À mesure que les laiteries se développent, les communautés de l’État s’inquiètent des digesteurs, a déclaré Tarah Heinzen, directrice juridique de l’organisation à but non lucratif Food & Water Watch.

« Les digesteurs fuient et peuvent également augmenter les émissions d’autres polluants qui sont vraiment nocifs au niveau communautaire, comme l’ammoniac », a déclaré Heinzen, qui a également souligné les inquiétudes concernant la pollution de l’eau et le processus de digestion rendant les nutriments contenus dans les déchets animaux plus solubles et donc sujets au ruissellement. Son groupe fait partie d’une coalition qui conteste la manière dont la norme californienne sur les carburants à faible teneur en carbone peut encourager les digesteurs.

Joan Casey, épidémiologiste environnementale à l’Université de Columbia, a publié en 2015 une étude sur les dommages à la santé que les CAFO infligent aux personnes vivant à proximité. Les familles proches des CAFO souffrent de stress, de problèmes cognitifs, d’asthme et de troubles de la fonction pulmonaire, entre autres problèmes de santé, a-t-elle découvert.

Des recherches montrent que l’industrie laitière californienne est à l’origine d’environ la moitié des émissions de méthane de l’État, un polluant climatique important. L’État a dépensé près de 300 millions de dollars en subventions pour réduire les émissions de méthane des produits laitiers et collecte également des fonds pour financer les digesteurs avec des politiques climatiques qui obligent les entreprises à payer pour leur pollution.

L’État considère les digesteurs de fumier comme un outil efficace de réduction des émissions de gaz à effet de serre, a déclaré Dave Clegern, porte-parole du California Air Resources Board. La gestion du fumier a réduit les émissions de méthane provenant du bétail à 9,9 millions de tonnes en 2023, contre un pic de 12 millions de tonnes en 2012, a indiqué l’agence.

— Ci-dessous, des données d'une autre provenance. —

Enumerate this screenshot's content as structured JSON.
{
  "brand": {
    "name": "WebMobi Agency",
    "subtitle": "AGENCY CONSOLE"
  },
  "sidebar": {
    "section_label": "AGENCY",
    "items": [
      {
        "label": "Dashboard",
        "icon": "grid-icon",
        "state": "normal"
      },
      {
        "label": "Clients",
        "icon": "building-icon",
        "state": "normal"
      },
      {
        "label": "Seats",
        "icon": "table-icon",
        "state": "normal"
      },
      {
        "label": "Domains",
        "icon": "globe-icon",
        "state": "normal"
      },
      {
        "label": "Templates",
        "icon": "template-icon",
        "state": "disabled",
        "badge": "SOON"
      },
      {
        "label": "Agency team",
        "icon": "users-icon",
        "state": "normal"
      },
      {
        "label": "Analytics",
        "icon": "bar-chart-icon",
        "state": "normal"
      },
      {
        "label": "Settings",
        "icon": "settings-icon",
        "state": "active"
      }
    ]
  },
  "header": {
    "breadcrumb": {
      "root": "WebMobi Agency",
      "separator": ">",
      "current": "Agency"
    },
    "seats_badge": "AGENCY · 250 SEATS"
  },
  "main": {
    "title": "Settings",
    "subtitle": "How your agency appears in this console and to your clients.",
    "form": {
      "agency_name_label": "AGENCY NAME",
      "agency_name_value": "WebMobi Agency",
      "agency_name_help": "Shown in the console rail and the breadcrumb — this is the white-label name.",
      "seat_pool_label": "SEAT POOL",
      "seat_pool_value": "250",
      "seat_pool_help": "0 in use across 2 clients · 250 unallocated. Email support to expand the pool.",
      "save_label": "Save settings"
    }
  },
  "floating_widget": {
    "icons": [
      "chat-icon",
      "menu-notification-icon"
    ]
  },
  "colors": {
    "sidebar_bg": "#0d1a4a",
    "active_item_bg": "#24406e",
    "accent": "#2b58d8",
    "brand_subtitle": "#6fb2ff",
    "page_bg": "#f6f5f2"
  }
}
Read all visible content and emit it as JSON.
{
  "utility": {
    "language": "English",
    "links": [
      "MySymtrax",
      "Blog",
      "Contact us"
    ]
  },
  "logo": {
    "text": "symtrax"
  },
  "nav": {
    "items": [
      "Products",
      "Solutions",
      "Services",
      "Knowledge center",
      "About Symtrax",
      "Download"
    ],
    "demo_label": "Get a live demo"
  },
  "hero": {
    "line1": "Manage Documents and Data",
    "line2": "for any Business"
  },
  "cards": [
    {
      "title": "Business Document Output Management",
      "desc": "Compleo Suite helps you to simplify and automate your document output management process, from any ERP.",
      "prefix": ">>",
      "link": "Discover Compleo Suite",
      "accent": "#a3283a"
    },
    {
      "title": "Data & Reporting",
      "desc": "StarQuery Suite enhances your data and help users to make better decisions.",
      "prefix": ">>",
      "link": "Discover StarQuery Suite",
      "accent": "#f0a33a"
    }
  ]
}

« Si vous ne construisez pas un système de biogaz, quelle quantité de méthane et de dioxyde de carbone est rejetée dans l’air ? » » a demandé Serfass, de l’American Biogas Council. « 100 pour cent, n’est-ce pas? »

Nicole Ayache, responsable du développement durable à la Fédération nationale des producteurs de lait, a souligné une étude parue dans la revue Environmental Science and Technology qui a montré que les digesteurs anaérobies peuvent réduire considérablement les émissions de gaz à effet de serre des systèmes de fumier – de 58 pour cent à près de 80 pour cent, selon la région.

Ayache a déclaré que la Fédération nationale des producteurs de lait était en contact avec l’USDA au sujet de la suspension du prêt et de l’examen en cours par le gouvernement des taux de délinquance.

« Nous espérons que cela sera fait aussi efficacement et le plus rapidement possible afin que les agriculteurs qui dépendent de ce programme n’attendent pas », a déclaré Ayache.

Mais Heinzen, de Food & Water Watch, a souligné une nouvelle étude menée par des chercheurs de l’Université de Stanford et d’autres institutions majeures, selon laquelle les incitations aux digesteurs incitent les CAFO à se développer, car les ventes de biogaz rendent le fumier rentable.

Farm Forward a récemment publié un rapport sur l’effet d’une loi de l’Iowa supprimant le plafond du nombre d’animaux élevés dans les fermes équipées de digesteurs. Le nombre d’animaux sur les sites autorisés a augmenté de 23 pour cent, a constaté le groupe.

« Nous renforçons ce modèle de production animale vraiment néfaste », a déclaré Heinzen.